That will have a huge effect on public health and cost them dearly on the social level. Even if the state doesn’t have to pay for health damages resulting from burning coal, (I assume they don’t have state-financed health insurance), social unrest among the poor may cause a lot of damage. Their social system is already close to its limits (see those raping incidents recently), this will just further stress it.
Over 300 million people have no electricity in India.
Let them own solar.
India has solar being installed for $1.55/watt. Solar is already more than competitive with new coal in India.
http://cleantechnica.com/2013/07/26/indian-solar-power-plant-100-mw/#comment-978218226
Before a new super-critical coal plant could be built solar will be down to $1/watt, China is now installing at that price point.
India has a strong wind program and is the site of a major turbine manufacturer.
Coal continues to be a dead man walking….
Coal power is on it’s way out for electricity generation. We’ll probably use it for liquid fuels at a lesser scale after that.
I’m not convinced.
We’d have to build the gassification infrastructure. Petroleum infrastructure is in place.
If there was a huge price on carbon and carbon capture and sequestering could be done at a reasonable price, then maybe. But there isn’t.
Almost certainly we’re looking at a drop in fuel demand. That’s based on reasonable improvements in EV range and cost, nothing “breakthrough”. Between EVs, more efficient ICEVs, and improved public transportation I think oil demand is likely to drop over the next decade or so. Industry isn’t going to invest immense amounts of money into a declining market.
Then add in some possible, but not impossible, developments. Algae/duckweed/cellulose liquid fuel develops at something less than “$100/barrel”. We do have a battery breakthrough and get affordable, rapid charging, 200 mile range EVs soon. Big money understands that these things could happen. And that they create major risk for gassification infrastructure investments.
Think military applications, not consumer. I’d personally put my money on liquified coal over biofuels, but we’ll see.
The military is putting a lot into alternative, biofuels.
I expect we’ll see a lot of PHEVs in use with the military, especially in forward bases. If they can gen the energy they need with solar for routine patrols they’re going to jump at that rather than haul fuel at $300+ per gallon. Regardless of what the fuel is.

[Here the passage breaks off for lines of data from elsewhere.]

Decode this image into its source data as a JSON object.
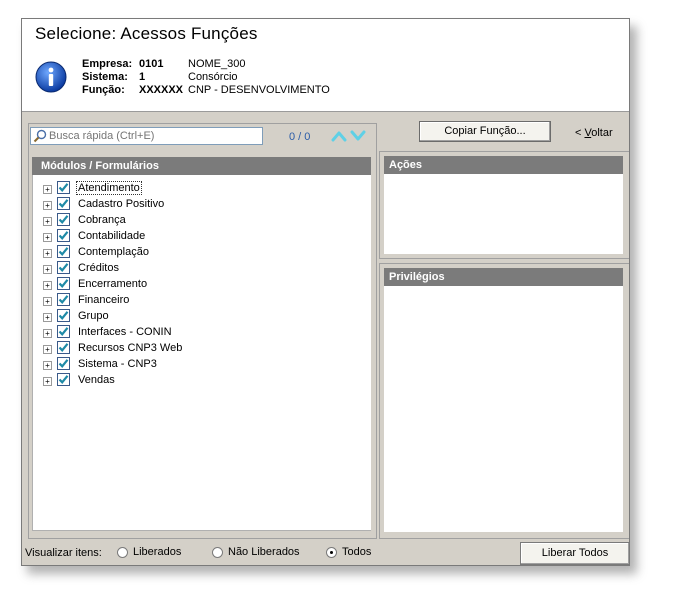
{
  "window": {
    "title": "Selecione: Acessos Funções"
  },
  "info": {
    "empresa_label": "Empresa:",
    "empresa_code": "0101",
    "empresa_name": "NOME_300",
    "sistema_label": "Sistema:",
    "sistema_code": "1",
    "sistema_name": "Consórcio",
    "funcao_label": "Função:",
    "funcao_code": "XXXXXX",
    "funcao_name": "CNP - DESENVOLVIMENTO"
  },
  "search": {
    "placeholder": "Busca rápida (Ctrl+E)",
    "counter": "0 / 0"
  },
  "modules": {
    "header": "Módulos / Formulários",
    "items": [
      {
        "label": "Atendimento",
        "checked": true
      },
      {
        "label": "Cadastro Positivo",
        "checked": true
      },
      {
        "label": "Cobrança",
        "checked": true
      },
      {
        "label": "Contabilidade",
        "checked": true
      },
      {
        "label": "Contemplação",
        "checked": true
      },
      {
        "label": "Créditos",
        "checked": true
      },
      {
        "label": "Encerramento",
        "checked": true
      },
      {
        "label": "Financeiro",
        "checked": true
      },
      {
        "label": "Grupo",
        "checked": true
      },
      {
        "label": "Interfaces - CONIN",
        "checked": true
      },
      {
        "label": "Recursos CNP3 Web",
        "checked": true
      },
      {
        "label": "Sistema - CNP3",
        "checked": true
      },
      {
        "label": "Vendas",
        "checked": true
      }
    ]
  },
  "toolbar": {
    "copy_label": "Copiar Função...",
    "back_label": "< Voltar"
  },
  "acoes": {
    "header": "Ações"
  },
  "privilegios": {
    "header": "Privilégios"
  },
  "footer": {
    "view_label": "Visualizar itens:",
    "options": [
      {
        "label": "Liberados",
        "selected": false
      },
      {
        "label": "Não Liberados",
        "selected": false
      },
      {
        "label": "Todos",
        "selected": true
      }
    ],
    "release_all_label": "Liberar Todos"
  },
  "colors": {
    "header_bar": "#7b7b7b",
    "check_mark": "#1e8aa6",
    "arrow": "#5fd0e6"
  }
}
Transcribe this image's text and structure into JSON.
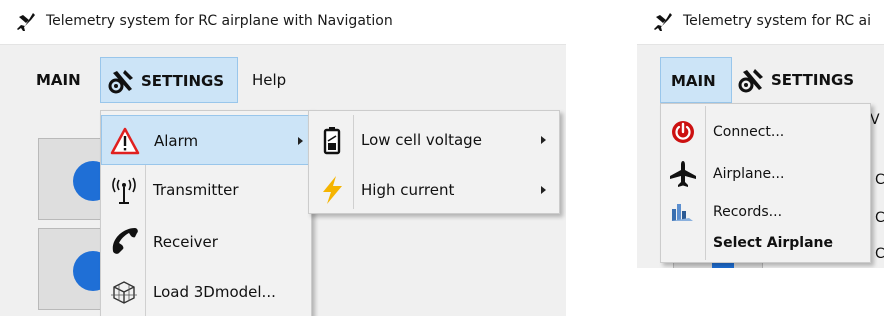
{
  "left_window": {
    "title": "Telemetry system for RC airplane with Navigation",
    "menubar": {
      "main": "MAIN",
      "settings": "SETTINGS",
      "help": "Help"
    },
    "settings_menu": {
      "items": [
        {
          "label": "Alarm",
          "icon": "warning-triangle-icon"
        },
        {
          "label": "Transmitter",
          "icon": "antenna-icon"
        },
        {
          "label": "Receiver",
          "icon": "phone-icon"
        },
        {
          "label": "Load 3Dmodel...",
          "icon": "3d-model-icon"
        }
      ]
    },
    "alarm_submenu": {
      "items": [
        {
          "label": "Low cell voltage",
          "icon": "battery-icon"
        },
        {
          "label": "High current",
          "icon": "lightning-icon"
        }
      ]
    }
  },
  "right_window": {
    "title": "Telemetry system for RC ai",
    "menubar": {
      "main": "MAIN",
      "settings": "SETTINGS"
    },
    "main_menu": {
      "items": [
        {
          "label": "Connect...",
          "icon": "power-icon"
        },
        {
          "label": "Airplane...",
          "icon": "airplane-icon"
        },
        {
          "label": "Records...",
          "icon": "records-icon"
        },
        {
          "label": "Select Airplane",
          "icon": ""
        }
      ]
    },
    "background_text": {
      "w": "V",
      "c1": "C",
      "c2": "C",
      "c3": "C"
    }
  },
  "colors": {
    "highlight": "#cce4f7",
    "highlight_border": "#99c6eb",
    "accent_blue": "#1f6fd6",
    "warning_red": "#e02020",
    "lightning_yellow": "#f5b400",
    "power_red": "#cc1111"
  }
}
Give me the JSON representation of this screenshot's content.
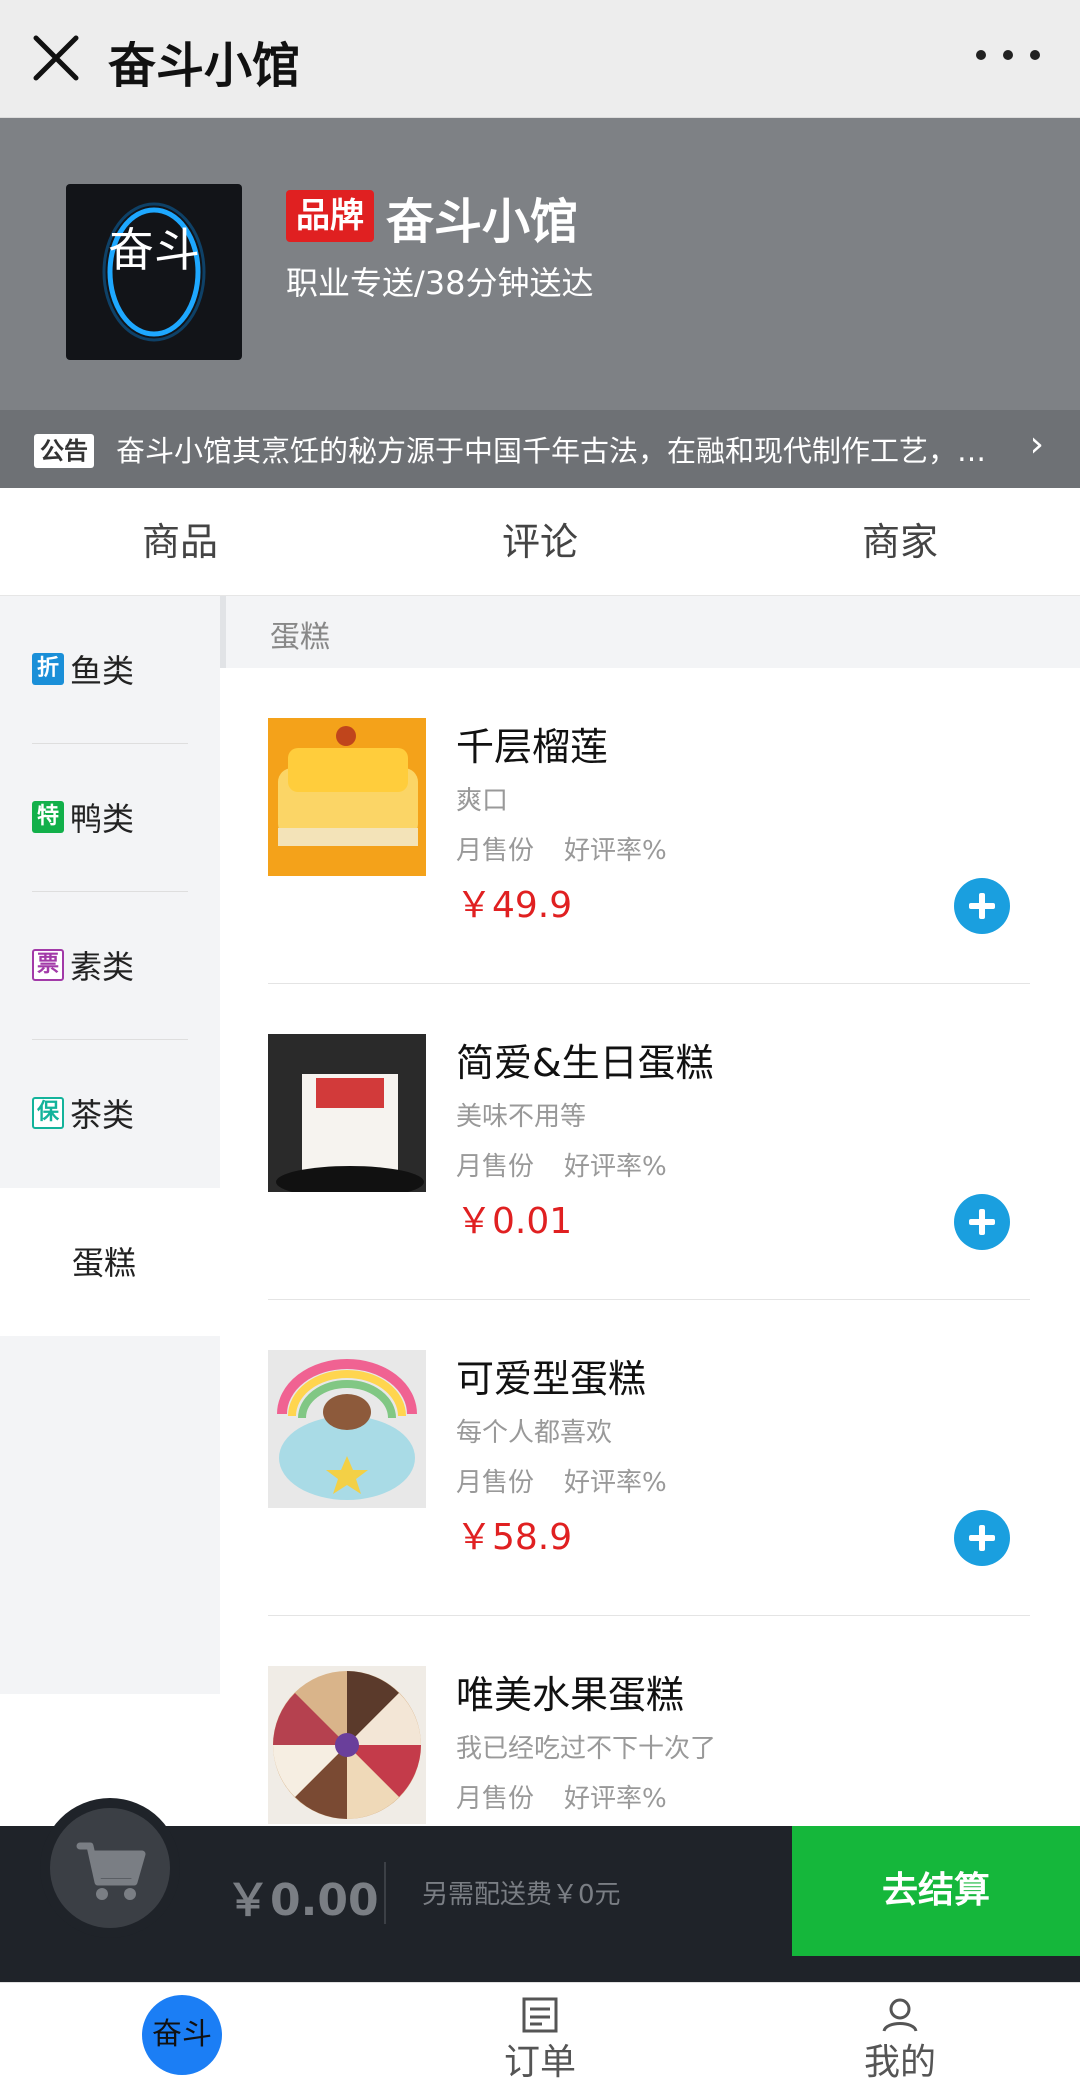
{
  "topbar": {
    "title": "奋斗小馆"
  },
  "shop": {
    "badge": "品牌",
    "name": "奋斗小馆",
    "delivery": "职业专送/38分钟送达",
    "logo_text": "奋斗"
  },
  "notice": {
    "tag": "公告",
    "text": "奋斗小馆其烹饪的秘方源于中国千年古法，在融和现代制作工艺，由世...",
    "arrow": "›"
  },
  "tabs": [
    {
      "label": "商品"
    },
    {
      "label": "评论"
    },
    {
      "label": "商家"
    }
  ],
  "categories": [
    {
      "tag": "折",
      "tag_color": "#1a8fd8",
      "label": "鱼类"
    },
    {
      "tag": "特",
      "tag_color": "#12b04a",
      "label": "鸭类"
    },
    {
      "tag": "票",
      "tag_color": "#a23aa8",
      "label": "素类"
    },
    {
      "tag": "保",
      "tag_color": "#13b39b",
      "label": "茶类"
    },
    {
      "tag": "",
      "tag_color": "",
      "label": "蛋糕"
    }
  ],
  "section": {
    "title": "蛋糕"
  },
  "products": [
    {
      "name": "千层榴莲",
      "desc": "爽口",
      "monthly": "月售份",
      "rating": "好评率%",
      "price": "￥49.9"
    },
    {
      "name": "简爱&生日蛋糕",
      "desc": "美味不用等",
      "monthly": "月售份",
      "rating": "好评率%",
      "price": "￥0.01"
    },
    {
      "name": "可爱型蛋糕",
      "desc": "每个人都喜欢",
      "monthly": "月售份",
      "rating": "好评率%",
      "price": "￥58.9"
    },
    {
      "name": "唯美水果蛋糕",
      "desc": "我已经吃过不下十次了",
      "monthly": "月售份",
      "rating": "好评率%",
      "price": ""
    }
  ],
  "cart": {
    "total": "￥0.00",
    "fee_note": "另需配送费￥0元",
    "checkout_label": "去结算"
  },
  "bottom_nav": [
    {
      "label": "奋斗",
      "icon": "home-bubble"
    },
    {
      "label": "订单",
      "icon": "order-icon"
    },
    {
      "label": "我的",
      "icon": "user-icon"
    }
  ],
  "colors": {
    "price": "#e02021",
    "add_button": "#1a9fdf",
    "checkout": "#15b73b",
    "brand_badge": "#e02021"
  }
}
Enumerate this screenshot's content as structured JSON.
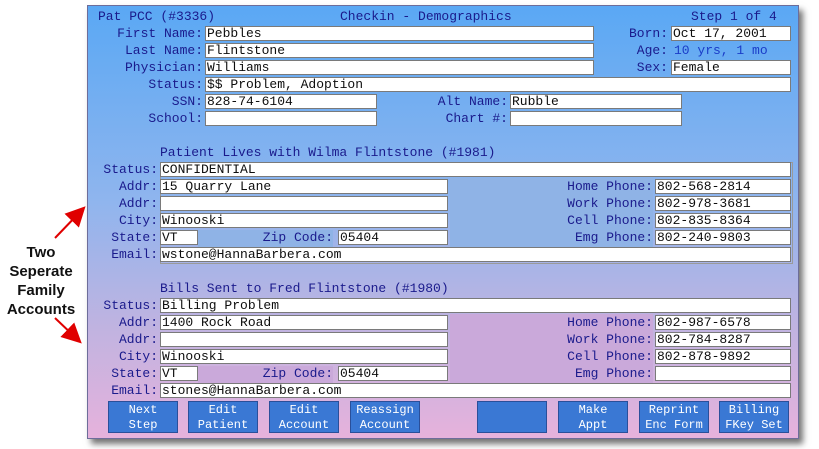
{
  "header": {
    "patient": "Pat PCC (#3336)",
    "title": "Checkin - Demographics",
    "step": "Step 1 of 4"
  },
  "patient": {
    "first_name_label": "First Name:",
    "first_name": "Pebbles",
    "last_name_label": "Last Name:",
    "last_name": "Flintstone",
    "physician_label": "Physician:",
    "physician": "Williams",
    "status_label": "Status:",
    "status": "$$ Problem, Adoption",
    "ssn_label": "SSN:",
    "ssn": "828-74-6104",
    "school_label": "School:",
    "school": "",
    "born_label": "Born:",
    "born": "Oct 17, 2001",
    "age_label": "Age:",
    "age": "10 yrs, 1 mo",
    "sex_label": "Sex:",
    "sex": "Female",
    "alt_name_label": "Alt Name:",
    "alt_name": "Rubble",
    "chart_label": "Chart #:",
    "chart": ""
  },
  "account1": {
    "title": "Patient Lives with Wilma Flintstone (#1981)",
    "status_label": "Status:",
    "status": "CONFIDENTIAL",
    "addr_label": "Addr:",
    "addr1": "15 Quarry Lane",
    "addr2": "",
    "city_label": "City:",
    "city": "Winooski",
    "state_label": "State:",
    "state": "VT",
    "zip_label": "Zip Code:",
    "zip": "05404",
    "email_label": "Email:",
    "email": "wstone@HannaBarbera.com",
    "home_phone_label": "Home Phone:",
    "home_phone": "802-568-2814",
    "work_phone_label": "Work Phone:",
    "work_phone": "802-978-3681",
    "cell_phone_label": "Cell Phone:",
    "cell_phone": "802-835-8364",
    "emg_phone_label": "Emg Phone:",
    "emg_phone": "802-240-9803"
  },
  "account2": {
    "title": "Bills Sent to Fred Flintstone (#1980)",
    "status_label": "Status:",
    "status": "Billing Problem",
    "addr_label": "Addr:",
    "addr1": "1400 Rock Road",
    "addr2": "",
    "city_label": "City:",
    "city": "Winooski",
    "state_label": "State:",
    "state": "VT",
    "zip_label": "Zip Code:",
    "zip": "05404",
    "email_label": "Email:",
    "email": "stones@HannaBarbera.com",
    "home_phone_label": "Home Phone:",
    "home_phone": "802-987-6578",
    "work_phone_label": "Work Phone:",
    "work_phone": "802-784-8287",
    "cell_phone_label": "Cell Phone:",
    "cell_phone": "802-878-9892",
    "emg_phone_label": "Emg Phone:",
    "emg_phone": ""
  },
  "buttons": [
    {
      "line1": "Next",
      "line2": "Step"
    },
    {
      "line1": "Edit",
      "line2": "Patient"
    },
    {
      "line1": "Edit",
      "line2": "Account"
    },
    {
      "line1": "Reassign",
      "line2": "Account"
    },
    {
      "line1": "",
      "line2": ""
    },
    {
      "line1": "Make",
      "line2": "Appt"
    },
    {
      "line1": "Reprint",
      "line2": "Enc Form"
    },
    {
      "line1": "Billing",
      "line2": "FKey Set"
    }
  ],
  "annotation": {
    "line1": "Two",
    "line2": "Seperate",
    "line3": "Family",
    "line4": "Accounts",
    "arrow_color": "#e00000"
  }
}
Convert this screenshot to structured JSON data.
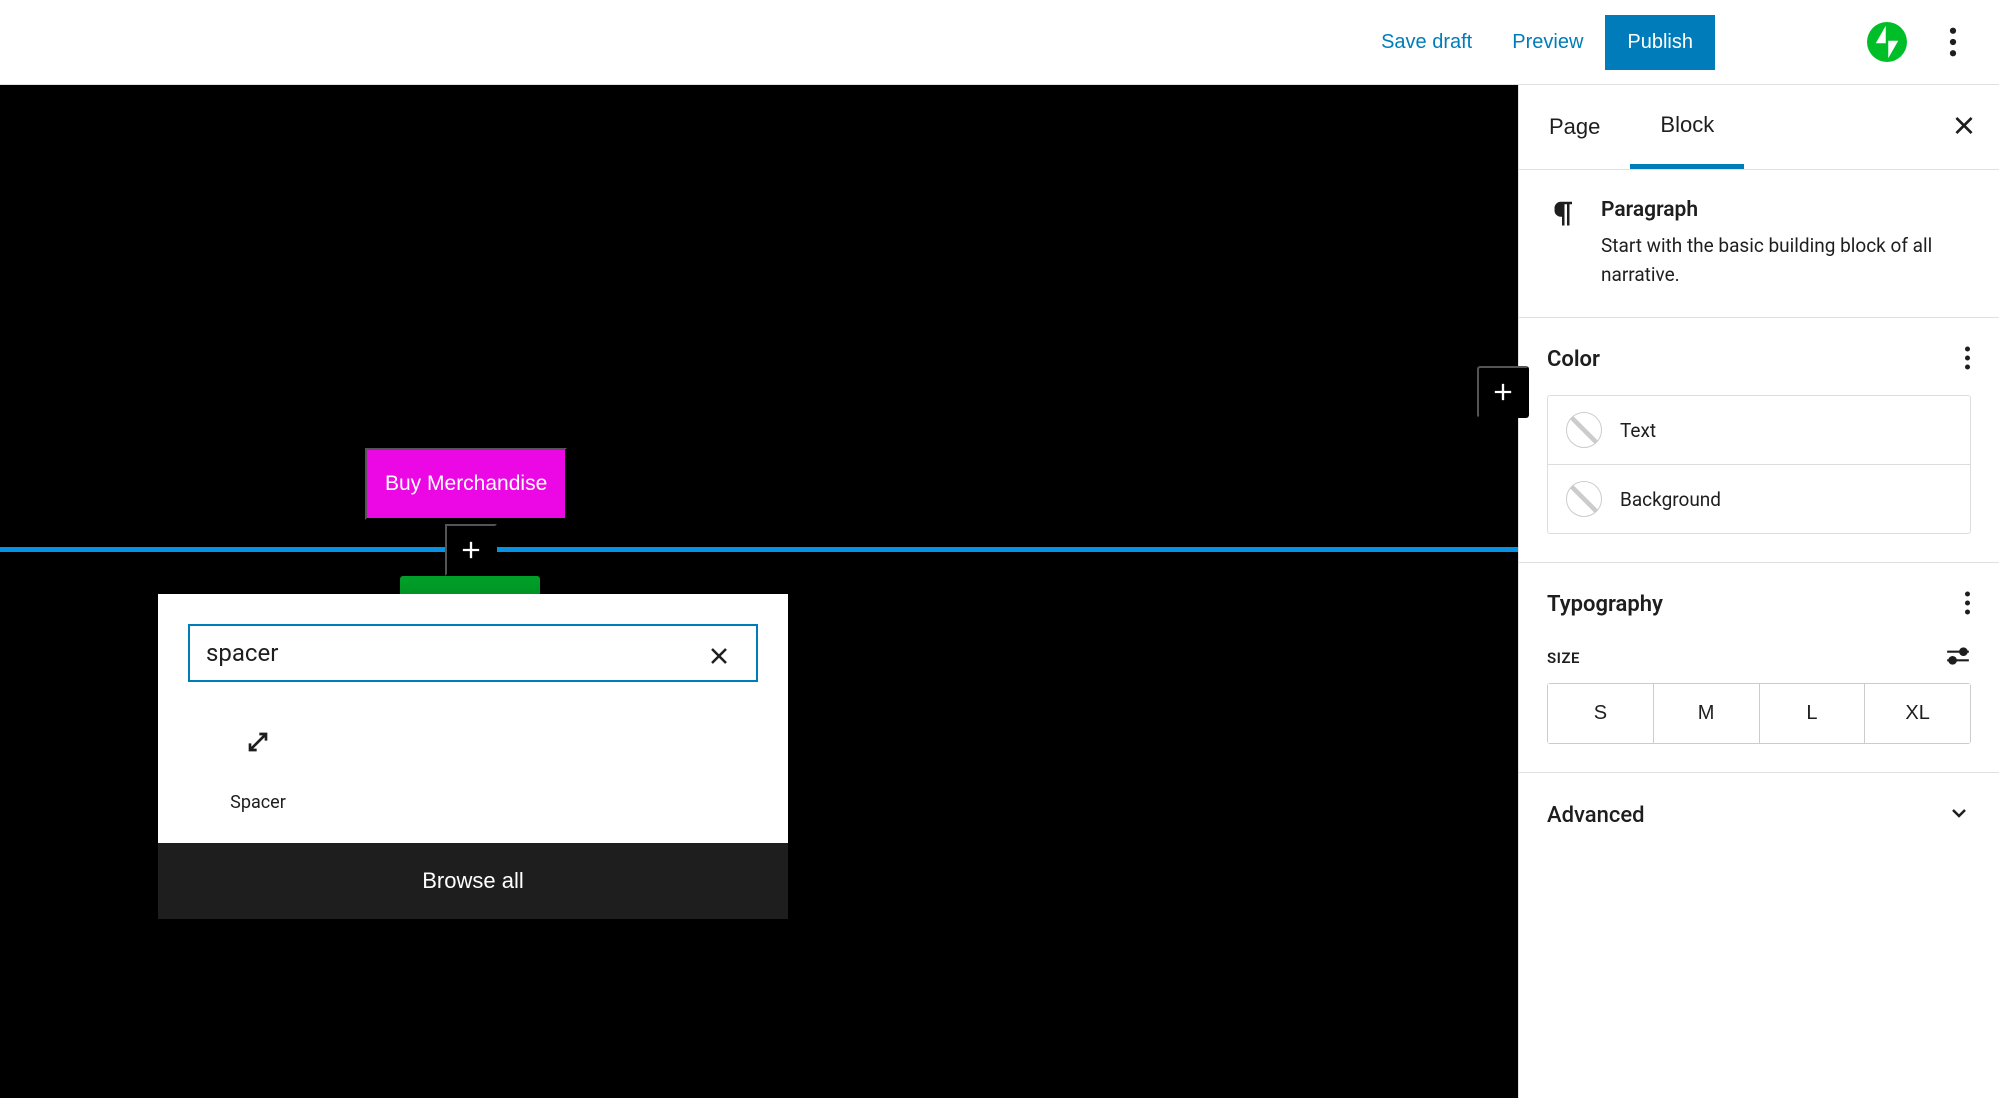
{
  "toolbar": {
    "save_draft": "Save draft",
    "preview": "Preview",
    "publish": "Publish"
  },
  "editor": {
    "buy_merch_label": "Buy Merchandise"
  },
  "inserter": {
    "search_value": "spacer",
    "result_label": "Spacer",
    "browse_all": "Browse all"
  },
  "sidebar": {
    "tabs": {
      "page": "Page",
      "block": "Block"
    },
    "block": {
      "title": "Paragraph",
      "description": "Start with the basic building block of all narrative."
    },
    "color": {
      "heading": "Color",
      "text": "Text",
      "background": "Background"
    },
    "typography": {
      "heading": "Typography",
      "size_label": "SIZE",
      "sizes": [
        "S",
        "M",
        "L",
        "XL"
      ]
    },
    "advanced": "Advanced"
  }
}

China´s coal crisis is that they can dig gigatons of the stuff, but it´s killing them and the climate. India´s coal crisis is that they can´t dig enough of it in the first place.
Greenpeace have picked a nice soft target here. The Indian power élite is well aware that their coal policy is quite impossible. Coal of India, an inefficient statist behemoth, can´t fuel a major growth in electricity at anything like the very low price Indians expect. The plan, if you can call it that, to mine coal in Mozambique, building 500km (!) of railway first, smacks of desperation.
India already had a power cut in July that left 680 million pople without electricity for hours. This will get worse. State governments are turning to renewables simply because they can deliver electricity to peasant voters before the next election.